Les bergers parcourent de vastes étendues, paissent les troupeaux sans souci politique ou social – l’organisation communautaire tribale suppose quelques règles, certes, mais les plus simples possibles ; les paysans s’installent, construisent, bâtissent, ils édifient des villages, des cités, ils inventent la société, la politique, l’État, donc la Loi, le Droit que soutient un usage intéressé de Dieu, via la religion. Apparaissent les églises, les cathédrales et les clochers indispensables pour rythmer les temps du travail, de la prière et du loisir. Le capitalisme peut naître et avec lui éclore la prison. Tout ce qui refuse ce nouvel ordre s’inscrit en faux contre le social : le nomade inquiète les pouvoirs, il devient l’incontrôlable, l’électron libre impossible à suivre, donc à fixer, à assigner.

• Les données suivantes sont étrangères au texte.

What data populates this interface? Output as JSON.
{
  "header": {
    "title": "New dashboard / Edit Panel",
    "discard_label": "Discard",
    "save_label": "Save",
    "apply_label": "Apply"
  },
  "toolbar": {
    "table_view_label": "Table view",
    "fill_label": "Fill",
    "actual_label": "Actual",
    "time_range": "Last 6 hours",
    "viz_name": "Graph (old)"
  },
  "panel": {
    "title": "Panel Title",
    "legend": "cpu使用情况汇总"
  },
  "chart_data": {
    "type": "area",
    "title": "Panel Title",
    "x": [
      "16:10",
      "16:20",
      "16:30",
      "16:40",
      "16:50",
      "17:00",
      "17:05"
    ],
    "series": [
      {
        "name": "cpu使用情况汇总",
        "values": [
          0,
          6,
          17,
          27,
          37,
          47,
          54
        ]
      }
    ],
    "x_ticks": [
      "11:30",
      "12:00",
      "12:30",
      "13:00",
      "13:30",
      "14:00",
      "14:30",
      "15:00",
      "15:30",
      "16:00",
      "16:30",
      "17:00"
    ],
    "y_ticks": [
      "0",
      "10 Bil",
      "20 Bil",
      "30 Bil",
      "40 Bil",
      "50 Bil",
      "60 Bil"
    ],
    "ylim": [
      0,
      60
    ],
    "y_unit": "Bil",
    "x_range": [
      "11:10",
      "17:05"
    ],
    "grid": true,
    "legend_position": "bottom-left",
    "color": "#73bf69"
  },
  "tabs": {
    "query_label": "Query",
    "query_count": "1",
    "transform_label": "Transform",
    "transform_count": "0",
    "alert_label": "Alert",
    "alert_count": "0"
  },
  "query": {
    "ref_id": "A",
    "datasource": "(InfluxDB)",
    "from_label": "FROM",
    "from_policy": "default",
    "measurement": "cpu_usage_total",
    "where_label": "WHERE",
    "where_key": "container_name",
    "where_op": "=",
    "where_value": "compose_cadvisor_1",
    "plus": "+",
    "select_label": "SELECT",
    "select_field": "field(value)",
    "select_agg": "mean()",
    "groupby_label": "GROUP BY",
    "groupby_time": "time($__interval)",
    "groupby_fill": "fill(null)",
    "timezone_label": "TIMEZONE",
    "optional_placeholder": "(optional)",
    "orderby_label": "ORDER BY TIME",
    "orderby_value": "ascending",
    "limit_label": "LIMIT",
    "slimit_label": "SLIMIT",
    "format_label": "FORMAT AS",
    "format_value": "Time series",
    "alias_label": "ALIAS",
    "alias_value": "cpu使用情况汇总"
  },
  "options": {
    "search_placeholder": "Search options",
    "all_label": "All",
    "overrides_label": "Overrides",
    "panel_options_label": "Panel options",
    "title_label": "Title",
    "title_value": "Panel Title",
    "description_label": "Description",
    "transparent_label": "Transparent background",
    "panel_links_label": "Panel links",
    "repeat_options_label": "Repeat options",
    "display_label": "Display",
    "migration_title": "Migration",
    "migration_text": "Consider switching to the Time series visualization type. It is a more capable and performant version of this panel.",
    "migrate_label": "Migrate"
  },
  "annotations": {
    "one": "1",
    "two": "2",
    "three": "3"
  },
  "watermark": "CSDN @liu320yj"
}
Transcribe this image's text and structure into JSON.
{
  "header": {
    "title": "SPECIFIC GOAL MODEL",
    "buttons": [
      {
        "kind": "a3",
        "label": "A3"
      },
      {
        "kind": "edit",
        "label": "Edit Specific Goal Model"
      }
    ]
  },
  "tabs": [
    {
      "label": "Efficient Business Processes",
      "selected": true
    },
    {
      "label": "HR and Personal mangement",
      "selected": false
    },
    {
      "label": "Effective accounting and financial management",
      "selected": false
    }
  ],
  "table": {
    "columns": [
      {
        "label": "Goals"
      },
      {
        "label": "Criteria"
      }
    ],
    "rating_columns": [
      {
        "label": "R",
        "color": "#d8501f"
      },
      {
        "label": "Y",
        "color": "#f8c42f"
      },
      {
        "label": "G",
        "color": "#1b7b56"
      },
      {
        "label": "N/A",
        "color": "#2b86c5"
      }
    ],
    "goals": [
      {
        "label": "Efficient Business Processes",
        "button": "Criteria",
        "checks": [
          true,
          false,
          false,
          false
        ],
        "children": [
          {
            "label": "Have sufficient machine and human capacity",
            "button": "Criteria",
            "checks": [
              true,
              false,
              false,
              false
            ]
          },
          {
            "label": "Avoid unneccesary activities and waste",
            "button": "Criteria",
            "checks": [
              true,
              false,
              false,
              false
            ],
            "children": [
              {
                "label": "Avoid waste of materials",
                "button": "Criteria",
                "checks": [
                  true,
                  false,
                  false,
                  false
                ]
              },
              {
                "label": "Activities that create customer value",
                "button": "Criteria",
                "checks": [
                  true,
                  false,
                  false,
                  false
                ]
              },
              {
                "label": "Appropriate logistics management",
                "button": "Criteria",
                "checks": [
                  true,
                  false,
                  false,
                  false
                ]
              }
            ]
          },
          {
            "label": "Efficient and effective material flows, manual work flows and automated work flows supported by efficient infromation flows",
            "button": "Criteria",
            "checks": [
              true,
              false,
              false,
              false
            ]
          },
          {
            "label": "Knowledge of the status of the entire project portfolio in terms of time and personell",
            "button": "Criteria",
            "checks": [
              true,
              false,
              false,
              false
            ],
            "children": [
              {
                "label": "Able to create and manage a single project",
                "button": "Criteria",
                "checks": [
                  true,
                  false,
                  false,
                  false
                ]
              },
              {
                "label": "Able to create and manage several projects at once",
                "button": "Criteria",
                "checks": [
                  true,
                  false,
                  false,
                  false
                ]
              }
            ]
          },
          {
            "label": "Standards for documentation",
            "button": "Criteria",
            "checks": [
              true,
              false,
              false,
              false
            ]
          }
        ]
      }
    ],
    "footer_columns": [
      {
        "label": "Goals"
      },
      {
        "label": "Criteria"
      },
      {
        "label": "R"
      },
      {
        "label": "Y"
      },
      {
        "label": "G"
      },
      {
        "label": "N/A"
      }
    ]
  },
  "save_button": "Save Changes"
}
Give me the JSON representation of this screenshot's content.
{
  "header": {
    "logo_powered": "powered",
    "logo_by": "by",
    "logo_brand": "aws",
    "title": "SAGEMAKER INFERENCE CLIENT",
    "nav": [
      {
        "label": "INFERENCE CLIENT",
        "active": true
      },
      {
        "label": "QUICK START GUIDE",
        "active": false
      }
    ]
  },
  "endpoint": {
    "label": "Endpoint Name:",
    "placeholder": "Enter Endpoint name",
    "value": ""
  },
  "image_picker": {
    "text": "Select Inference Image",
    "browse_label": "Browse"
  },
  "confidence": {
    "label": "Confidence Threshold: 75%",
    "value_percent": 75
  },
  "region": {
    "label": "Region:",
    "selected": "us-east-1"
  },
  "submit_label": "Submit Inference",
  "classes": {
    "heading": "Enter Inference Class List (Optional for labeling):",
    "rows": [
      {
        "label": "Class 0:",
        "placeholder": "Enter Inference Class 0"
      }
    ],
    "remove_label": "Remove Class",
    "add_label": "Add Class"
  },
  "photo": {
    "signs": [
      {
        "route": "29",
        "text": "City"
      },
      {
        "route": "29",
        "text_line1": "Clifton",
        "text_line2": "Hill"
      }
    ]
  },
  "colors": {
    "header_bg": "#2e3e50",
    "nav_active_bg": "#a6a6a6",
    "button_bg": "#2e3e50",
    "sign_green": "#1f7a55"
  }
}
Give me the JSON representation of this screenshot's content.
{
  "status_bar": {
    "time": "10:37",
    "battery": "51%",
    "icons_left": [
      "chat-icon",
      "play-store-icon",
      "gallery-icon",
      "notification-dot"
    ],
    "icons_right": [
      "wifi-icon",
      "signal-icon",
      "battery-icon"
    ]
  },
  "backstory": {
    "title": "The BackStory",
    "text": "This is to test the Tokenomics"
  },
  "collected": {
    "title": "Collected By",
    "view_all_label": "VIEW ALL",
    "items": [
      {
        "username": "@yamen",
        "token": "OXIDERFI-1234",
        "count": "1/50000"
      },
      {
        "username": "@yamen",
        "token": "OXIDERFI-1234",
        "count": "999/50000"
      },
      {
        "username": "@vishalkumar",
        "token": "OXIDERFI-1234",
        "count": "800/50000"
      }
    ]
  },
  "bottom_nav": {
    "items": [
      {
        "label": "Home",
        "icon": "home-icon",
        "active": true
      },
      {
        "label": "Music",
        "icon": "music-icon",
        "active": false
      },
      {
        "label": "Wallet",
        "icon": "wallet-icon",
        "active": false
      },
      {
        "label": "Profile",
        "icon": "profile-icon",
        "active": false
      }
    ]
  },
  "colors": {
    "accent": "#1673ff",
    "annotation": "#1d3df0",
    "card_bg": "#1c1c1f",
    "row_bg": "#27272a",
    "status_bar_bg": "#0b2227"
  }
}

Gustave Doré, Caïn et Abel offrant leurs sacrifices, Caïn tue Abel, in La Bible Illustrée, gravures 1 et 3 ; Julius Schorr von Carosfeld, Caïn tue Abel, gravure 2

L’Ancien Testament n’a pas oublié cet enjeu. Qu’on relise les pages inaugurales de la Genèse où l’on peut croiser Caïn et Abel, deux frères destinés à la tragédie, voués à la malédiction. On connaît plus ou moins l’histoire du fratricide ou du premier homicide. Plus rarement on se souvient du métier des deux protagonistes : le berger éleveur et le paysan laboureur, l’homme des moutons en mouvement contre celui du champ qui demeure. Les marcheurs, les chemineaux, les gyrovagues, les paissants, les coureurs, les voyageurs, les déambulateurs, les flâneurs, les promeneurs, les arpenteurs, déjà, encore et toujours, opposés aux enracinés, aux immobiles, aux pétrifiés, aux statufiés. L’eau des ruisseaux, courante et insaisissable, vivante, contre la minéralité des pierres mortes. Le fleuve, l’arbre.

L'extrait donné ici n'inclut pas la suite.